O vizinho Seu Joaquim já não presta muita atenção nessas lembranças porque conhece de cor cada história de Seu Tidinho. Chama: Toma assento, Joaquim! Eis agora o nosso homem que funde desde os 14 anos e que começou fazendo bicos de arados e rodizes de moinhos e que bem jovem assumiu uma fundição em Guanhães. Também aos 28 anos, ainda solteiro, Seu Joaquim se mudou para Santo Antônio do Itambé acompanhando seu mentor – João Fernandes Diana, nascido em Morro do Pilar, terra da primeira fundição de ferro do Brasil.
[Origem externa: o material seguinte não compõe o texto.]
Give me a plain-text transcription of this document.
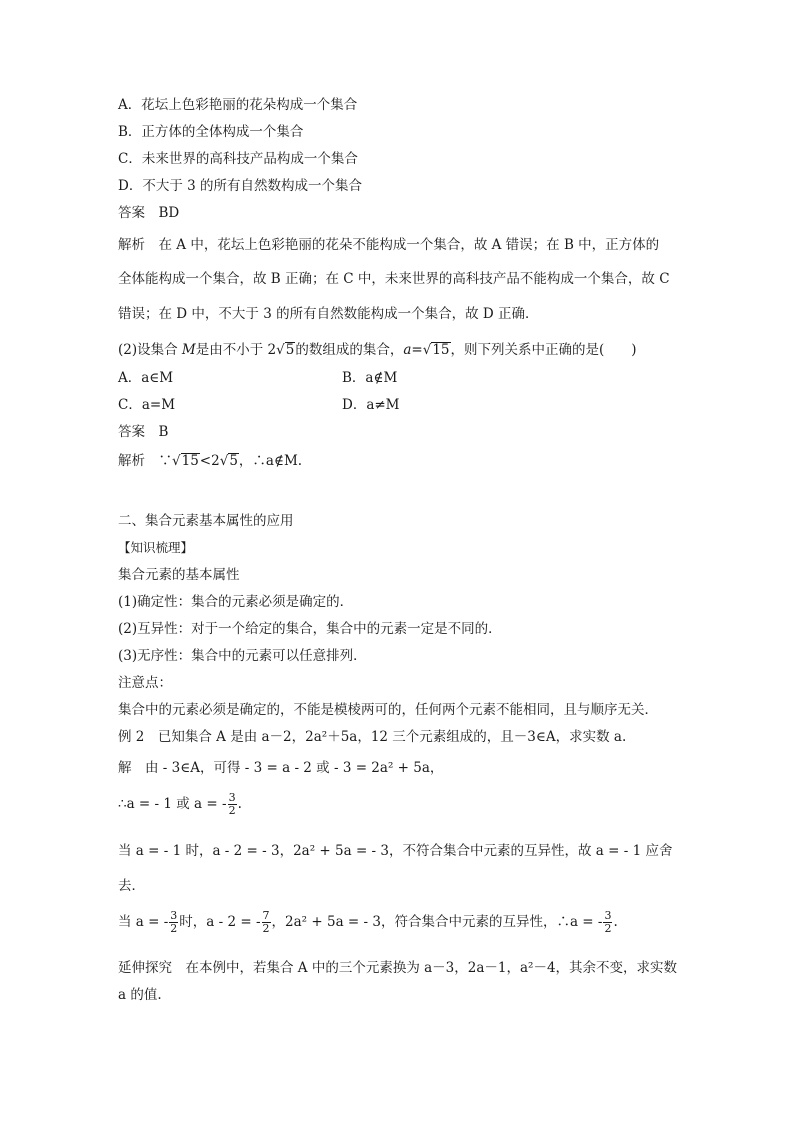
A．花坛上色彩艳丽的花朵构成一个集合
B．正方体的全体构成一个集合
C．未来世界的高科技产品构成一个集合
D．不大于 3 的所有自然数构成一个集合
答案　BD
解析　在 A 中，花坛上色彩艳丽的花朵不能构成一个集合，故 A 错误；在 B 中，正方体的
全体能构成一个集合，故 B 正确；在 C 中，未来世界的高科技产品不能构成一个集合，故 C
错误；在 D 中，不大于 3 的所有自然数能构成一个集合，故 D 正确．
(2)设集合 M是由不小于 2√5的数组成的集合，a=√15，则下列关系中正确的是(　　)
A．a∈M	B．a∉M
C．a=M	D．a≠M
答案　B
解析　∵√15<2√5，∴a∉M.
二、集合元素基本属性的应用
【知识梳理】
集合元素的基本属性
(1)确定性：集合的元素必须是确定的．
(2)互异性：对于一个给定的集合，集合中的元素一定是不同的．
(3)无序性：集合中的元素可以任意排列．
注意点：
集合中的元素必须是确定的，不能是模棱两可的，任何两个元素不能相同，且与顺序无关．
例 2　已知集合 A 是由 a－2，2a²＋5a，12 三个元素组成的，且－3∈A，求实数 a.
解　由 - 3∈A，可得 - 3 = a - 2 或 - 3 = 2a² + 5a，
∴a = - 1 或 a = - $\frac{3}{2}$ .
当 a = - 1 时，a - 2 = - 3，2a² + 5a = - 3，不符合集合中元素的互异性，故 a = - 1 应舍
去．
当 a = - $\frac{3}{2}$ 时，a - 2 = - $\frac{7}{2}$ ，2a² + 5a = - 3，符合集合中元素的互异性，∴a = - $\frac{3}{2}$ .
延伸探究　在本例中，若集合 A 中的三个元素换为 a－3，2a－1，a²－4，其余不变，求实数
a 的值.
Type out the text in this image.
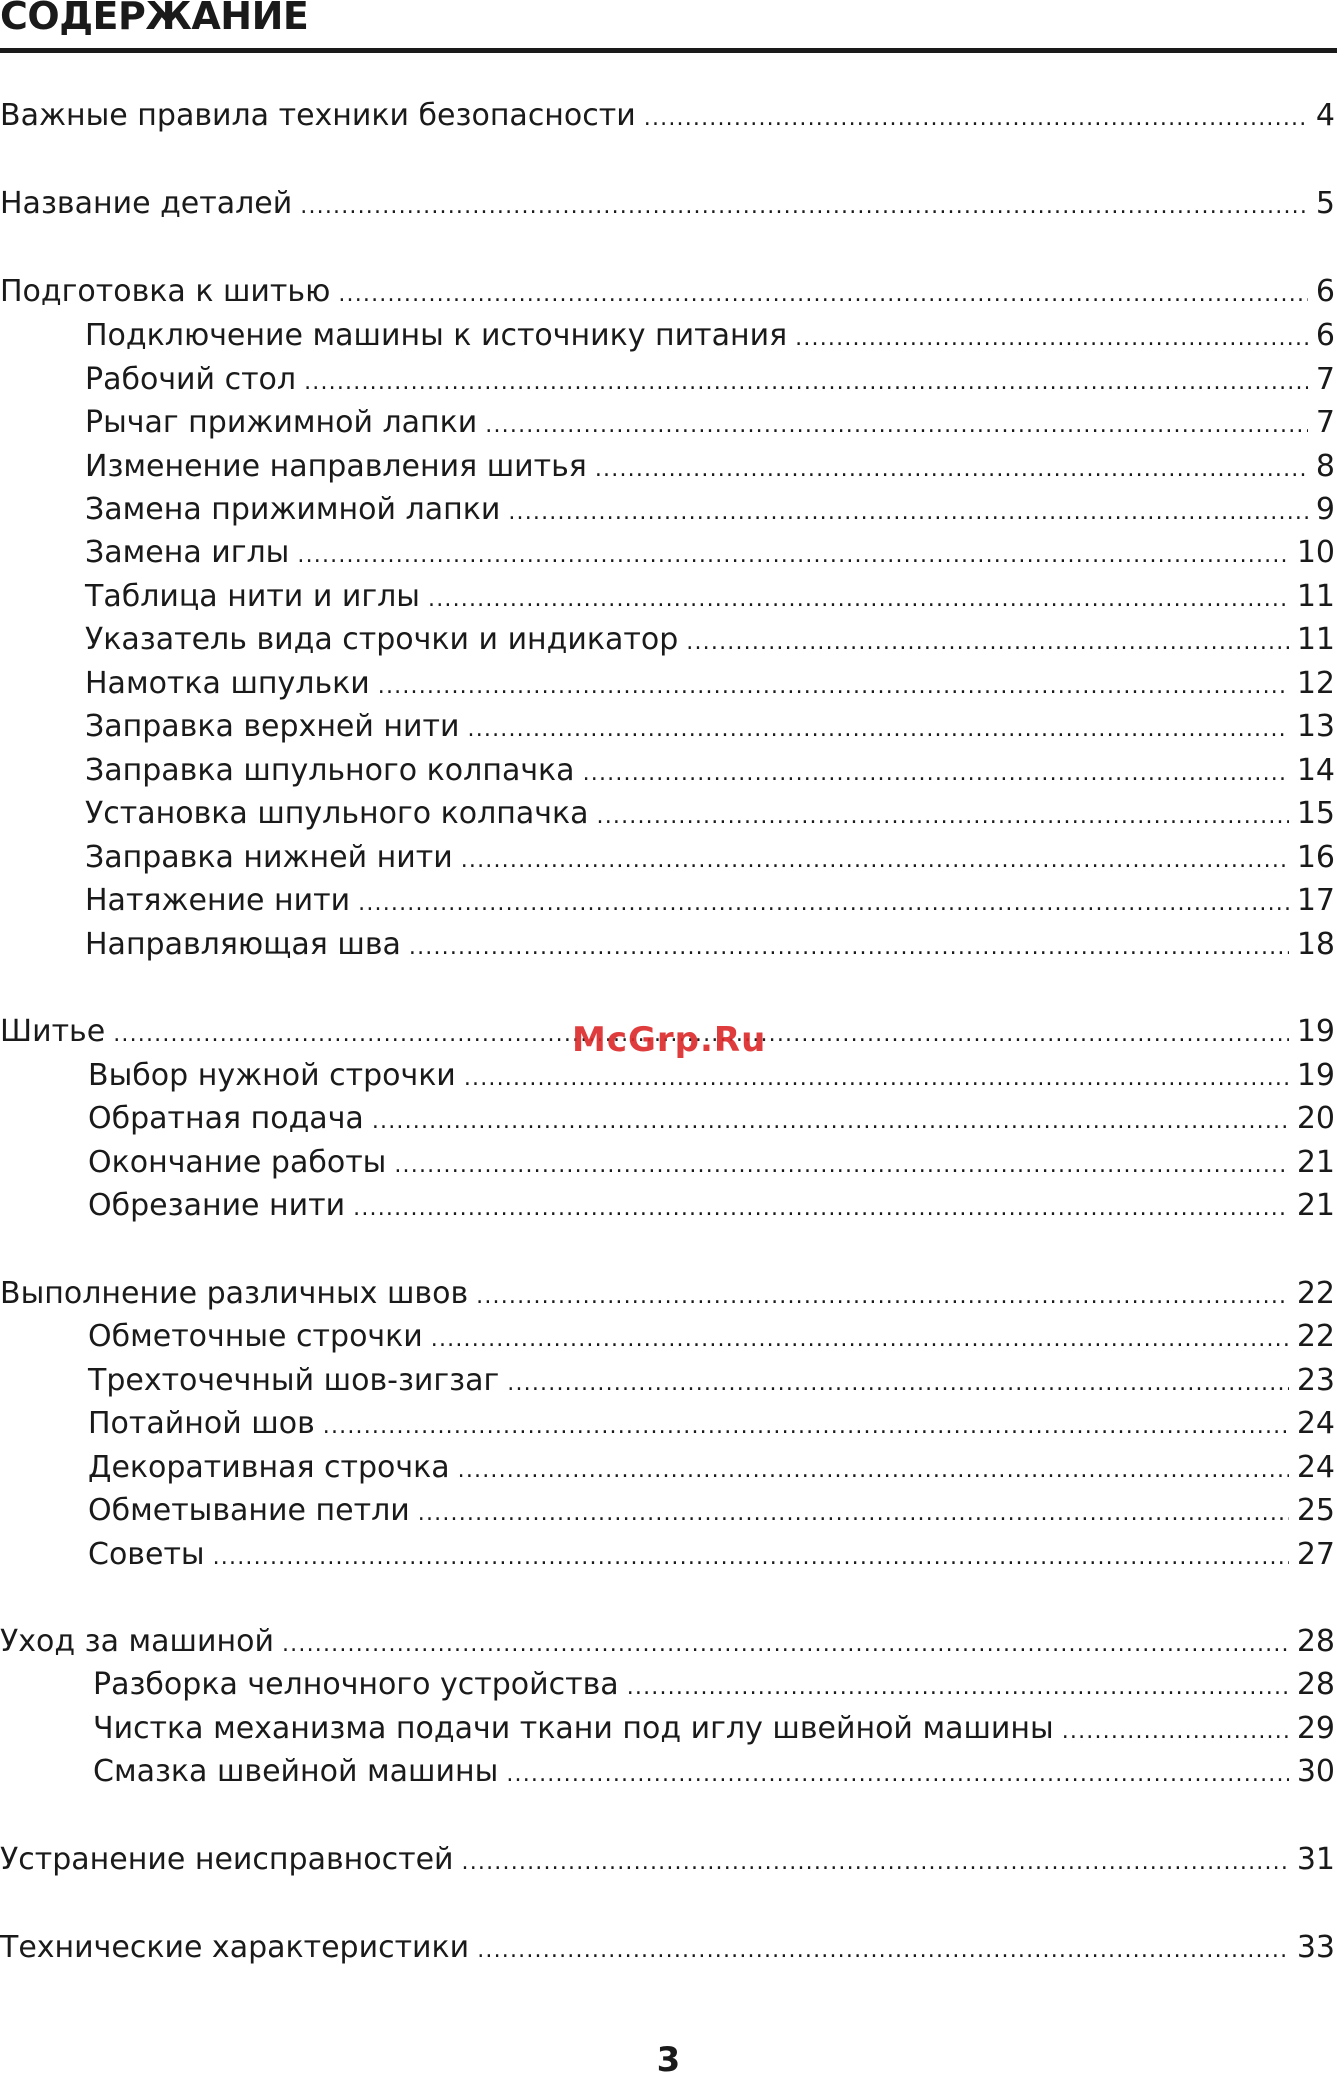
СОДЕРЖАНИЕ
Важные правила техники безопасности .....	4
Название деталей .....	5
Подготовка к шитью .....	6
Подключение машины к источнику питания .....	6
Рабочий стол .....	7
Рычаг прижимной лапки .....	7
Изменение направления шитья .....	8
Замена прижимной лапки .....	9
Замена иглы .....	10
Таблица нити и иглы .....	11
Указатель вида строчки и индикатор .....	11
Намотка шпульки .....	12
Заправка верхней нити .....	13
Заправка шпульного колпачка .....	14
Установка шпульного колпачка .....	15
Заправка нижней нити .....	16
Натяжение нити .....	17
Направляющая шва .....	18
Шитье .....	19
Выбор нужной строчки .....	19
Обратная подача .....	20
Окончание работы .....	21
Обрезание нити .....	21
Выполнение различных швов .....	22
Обметочные строчки .....	22
Трехточечный шов-зигзаг .....	23
Потайной шов .....	24
Декоративная строчка .....	24
Обметывание петли .....	25
Советы .....	27
Уход за машиной .....	28
Разборка челночного устройства .....	28
Чистка механизма подачи ткани под иглу швейной машины .....	29
Смазка швейной машины .....	30
Устранение неисправностей .....	31
Технические характеристики .....	33

McGrp.Ru

3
João Fernandes dominou uma técnica secular. Montou fábricas em Morro do Pilar, Guanhães, São Pedro do Suaçuí, Santo Antônio do Itambé, Diamantina, Itamarandiba e Dores de Guanhães, nessa ordem. Durante uns vinte anos, Seu Joaquim foi pupilo e braço direito de João Fernandes. Mas dois carnero de chifre num bebe água na mesma cumbuca. Achei melhó caçá meu rumo. O incrível João Fernandes, segundo o discípulo, morreu velho e pobre com sua aposentadoria de salário mínimo em Lagoa Santa, região metropolitana de Belo Horizonte. Ele nunca foi numa escola, mas escrevia e lia. Me ensinô até a sê embrulhão. Mas isso eu num aprendi.
Seu Joaquim prende um Hollywood na boca sem a colaboração dos poucos dentes dispersos. O problema agora é que as soldagens encheram seu sangue de chumbo e os olhos de limalhas. Já teve de ir à capital duas vezes fazê raspage. Sofreu com duas pneumonias por choque térmico na forja. Mas sua valentia, como a do amigo Tidinho, segue serena. Procuro mexê com fogo nos dia de ar parado e quente. Em dia frio e ventoso, num mexo.
Neste 2005, Seu Joaquim produz mancais para engenhos de cana. Para fabricar os mancais, o segredo está no molde das peças, feitas a partir de um modelo. Atenção: não tem essa de uma peça sair rigorosamente igual à outra, ok? Para moldar os mancais, Seu Joaquim usa caixas quadradas (de cerca de 30×30 centímetros) de terra úmida misturada com argila ultrapeneirada. Pressionada à terra com delicadeza, a peça-modelo escava a fôrma e o mestre já prevê nela um canal para entrada do ferro derretido. Seu Joaquim também perfura os quatro cantos da fôrma com uma vareta fina. É pra escapá os gás. Se eu num fizé isso, o material num ocupa a fôrma toda. A peça fica incompleta.
Enquanto a moldagem exige técnica apurada, o derretimento requer fogo intenso. Pleno de ferros-velhos, o cadinho (feito de grafite e amianto) é posto no tambor cheio de carvão. Na oficina de Seu Joaquim, esse tambor foi acoplado a um tubo que, por sua vez, recebe o sopro de um compressor elétrico. Seu Joaquim controla o sopro. Para metal, abro o registro todo. Pra trabalhá manual, com bigorna, fecho um pouco pra dá menas chama. E ergue-se uma língua de fogo tão chamativa quanto as histórias de Seu Tidinho que, apesar do adiantado da hora, nem cochila.
Escrito em 2006 para o projeto Resgate Cultural da Estrada Real, patrocinado pelo Sebrae-MG e realizado pela Fundação de Arte de Ouro Preto (Faop).